In 1840, Betts, Pusey & Harlan employed a former house carpenter named Jacob F. Sharp as a car builder. Sharp eventually became foreman of the shop, and his experience as a car builder was doubtlessly a key element in the success of the firm he founded at Wilmington in 1863: Jackson & Sharp.
About the same time, Betts, Pusey & Harlan expanded onto adjacent land along the Christina River, and started building and repairing wooden ships: a not uncommon sideline for early builders of wooden railway cars.
In 1841, Elijah Hollingsworth, Samuel Harlan’s brother-in-law, purchased Samuel Pusey’s interest in the company, and they began to do business as Betts, Harlan & Hollingsworth.

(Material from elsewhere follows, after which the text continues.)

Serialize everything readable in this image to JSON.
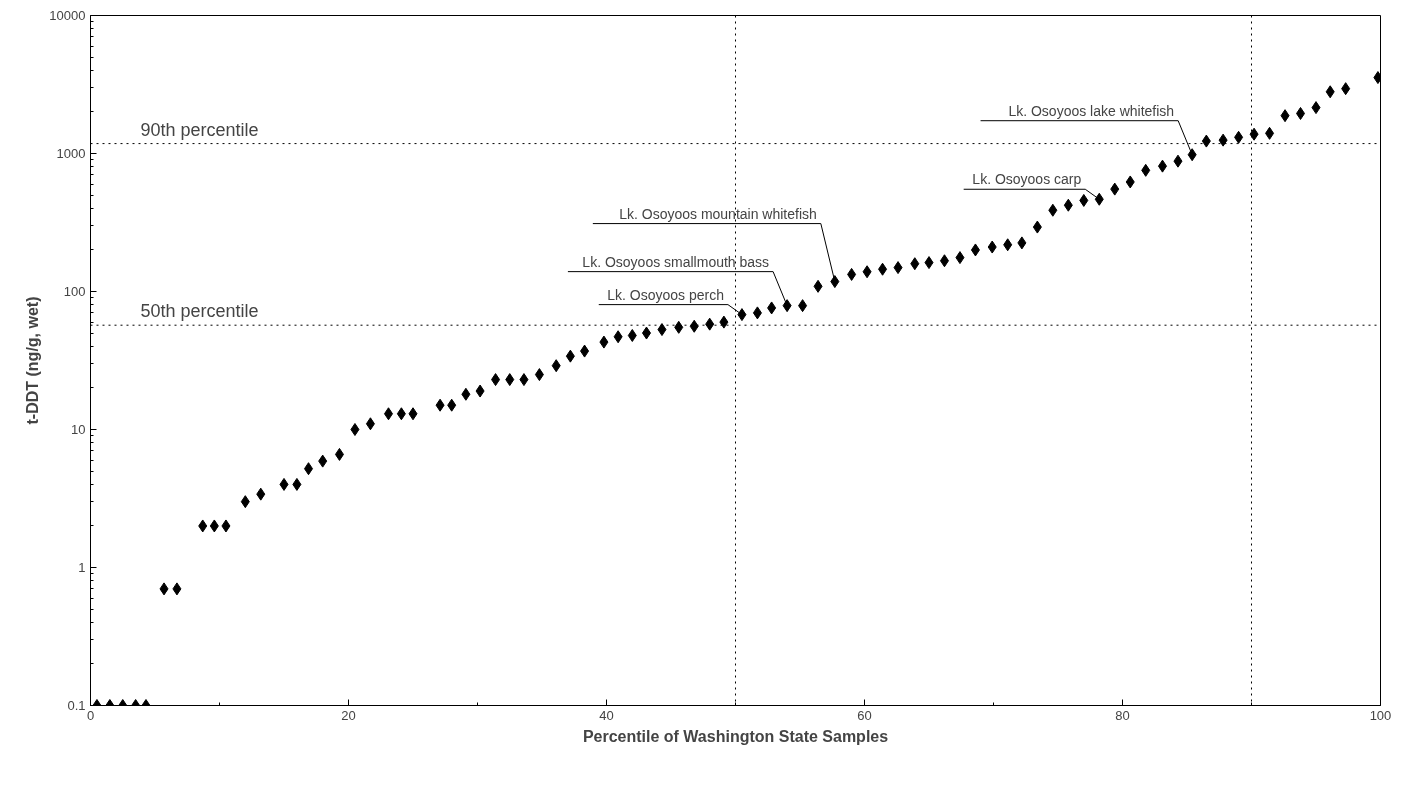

During the period 1840-45, Betts, Harlan & Hollingsworth built a number of hand engines for fire fighting. These “engines” consisted of a rectangular wooden box mounted on four low wheels. Piston type pumps were firmly fixed to the floor of the box, working levers were provided, and motion was imparted by the up-and-down pumping of many men. In the early years these “hand tubs” had to be filled by bucket brigades, but in later years, companies such as Betts, Harlan & Hollingsworth built them with suction pumps capable of lifting water from cisterns.

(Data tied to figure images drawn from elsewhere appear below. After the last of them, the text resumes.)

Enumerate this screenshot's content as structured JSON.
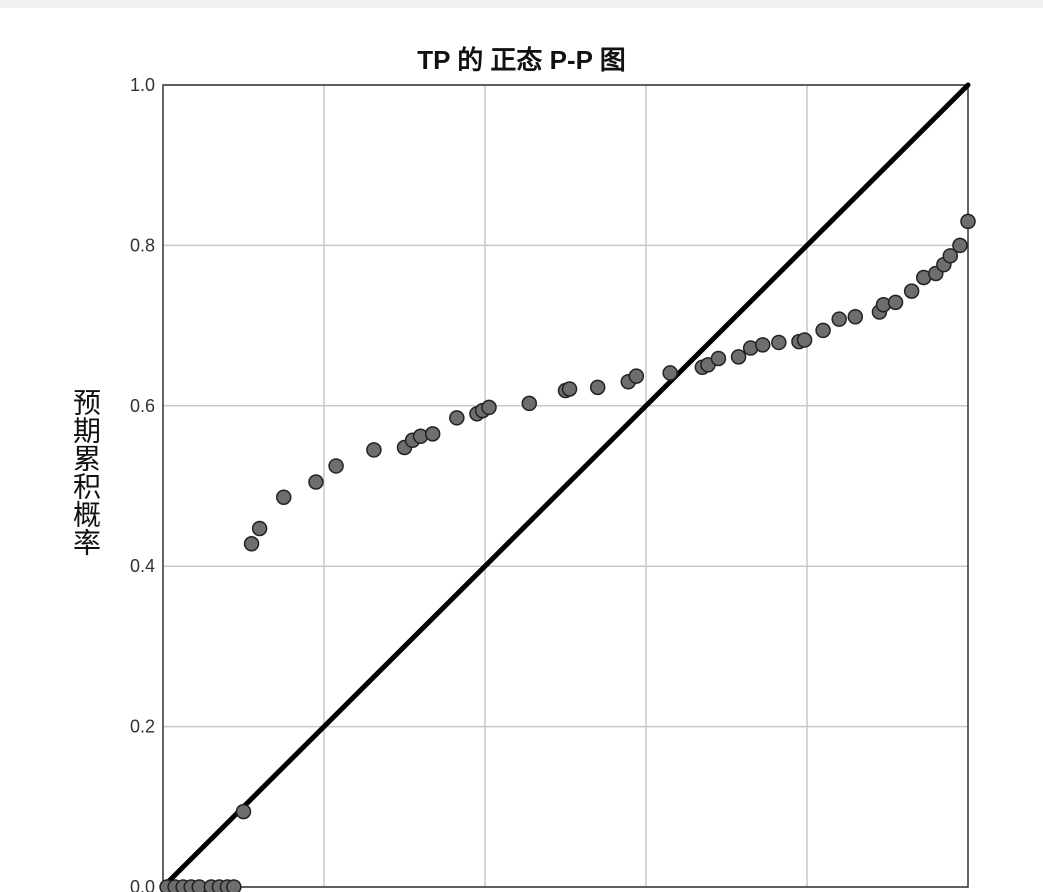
{
  "chart_data": {
    "type": "scatter",
    "title": "TP 的 正态 P-P 图",
    "xlabel": "",
    "ylabel": "预期累积概率",
    "xlim": [
      0,
      1
    ],
    "ylim": [
      0,
      1
    ],
    "y_ticks": [
      "0.0",
      "0.2",
      "0.4",
      "0.6",
      "0.8",
      "1.0"
    ],
    "y_tick_values": [
      0,
      0.2,
      0.4,
      0.6,
      0.8,
      1.0
    ],
    "x_grid_values": [
      0.2,
      0.4,
      0.6,
      0.8
    ],
    "grid": true,
    "reference_line": {
      "from": [
        0,
        0
      ],
      "to": [
        1,
        1
      ]
    },
    "points": {
      "x": [
        0.005,
        0.015,
        0.025,
        0.035,
        0.045,
        0.06,
        0.07,
        0.08,
        0.088,
        0.1,
        0.11,
        0.12,
        0.15,
        0.19,
        0.215,
        0.262,
        0.3,
        0.31,
        0.32,
        0.335,
        0.365,
        0.39,
        0.397,
        0.405,
        0.455,
        0.5,
        0.505,
        0.54,
        0.578,
        0.588,
        0.63,
        0.67,
        0.677,
        0.69,
        0.715,
        0.73,
        0.745,
        0.765,
        0.79,
        0.797,
        0.82,
        0.84,
        0.86,
        0.89,
        0.895,
        0.91,
        0.93,
        0.945,
        0.96,
        0.97,
        0.978,
        0.99,
        1.0
      ],
      "y": [
        0.0,
        0.0,
        0.0,
        0.0,
        0.0,
        0.0,
        0.0,
        0.0,
        0.0,
        0.094,
        0.428,
        0.447,
        0.486,
        0.505,
        0.525,
        0.545,
        0.548,
        0.557,
        0.562,
        0.565,
        0.585,
        0.59,
        0.594,
        0.598,
        0.603,
        0.619,
        0.621,
        0.623,
        0.63,
        0.637,
        0.641,
        0.648,
        0.651,
        0.659,
        0.661,
        0.672,
        0.676,
        0.679,
        0.68,
        0.682,
        0.694,
        0.708,
        0.711,
        0.717,
        0.726,
        0.729,
        0.743,
        0.76,
        0.765,
        0.776,
        0.787,
        0.8,
        0.83
      ],
      "color": "#6e6e6e"
    }
  }
}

|Sketch of a typical “handtub” in action, drawing water from a cistern. We have no idea at this time just what Harlan & Hollingsworth’s particular hand engines looked like.|
In 1841 Betts, Harlan & Hollingsworth became the first of the numerous Wilmington shipbuilders to erect iron ships. It would be another four years before experimenters even began to think of iron railway cars, and 50 years or more before they became accepted.
In 1844 Betts, Harlan & Hollingsworth launched the Bangor, the first propeller-driven iron-hull steamer. It is unclear to us whether they also built the first twin-screw, oceangoing iron-hull steamer in 1845 or whether this was the same ship. For a dozen years after this, Wilmington produced more iron tonnage in shipbuilding than any other U.S. city.
Apparently Mahlon Betts withdrew from the firm sometime before 1850, as Thomson's Mercantile and Professional Directory for Delaware, 1851-1852, lists simply Harlan & Hollingsworth, engine builders and machinists, Wilmington.
From 1856 to 1860 Harlan & Hollingsworth constructed four steamships for Charles Morgan’s Southern Steamship Co. Each included a single vertical walking beam engine and a compartmentalized hull. Morgan was so pleased with Harlan & Hollingsworth’s work that over the years he bought a total of 28 ships from them.
In 1858, J. Taylor Gause, who had started with the firm as a clerk some 15 years earlier, was admitted as an equal partner in the firm, which became Harlan, Hollingsworth & Co.
There may have been little interest in this country in iron railroad cars, but by the 1860s there was substantial interest overseas. Harlan, Hollingsworth & Co. was among those trying to capitalize on this market, and they built several iron freight cars for the Reading and for the Panama Railroads. But except for an occasional car, it would be years before this became a substantial market.
On the other hand, by the time of the Civil War, Harlan, Hollingsworth & Co. was the “preeminent shipbuilder” in a city that was a leader in the manufacture of iron vessels.
|Steamship “City of Worchester” built by Harlan & Hollingsworth, 1881.|
During the Civil War, Harlan, Hollingsworth & Co. constructed a number of ironclad monitors for the U.S. Navy. Best known was the monitor Saugus, launched 16 December 1863. The Saugus was assigned to the North Atlantic Blockading Squadron at Fortress Monroe to protect army transports heading up the James River in an attack on Richmond. Two alleged accomplices to assassin John Wilkes Booth were briefly imprisoned aboard during April 1865 to prevent the mobs from meting out their own justice.
Also during 1863, Jacob Sharp left the firm to go into business for himself with Job Jackson. Jackson & Sharp became the second of what would eventually be three car builders at Wilmington.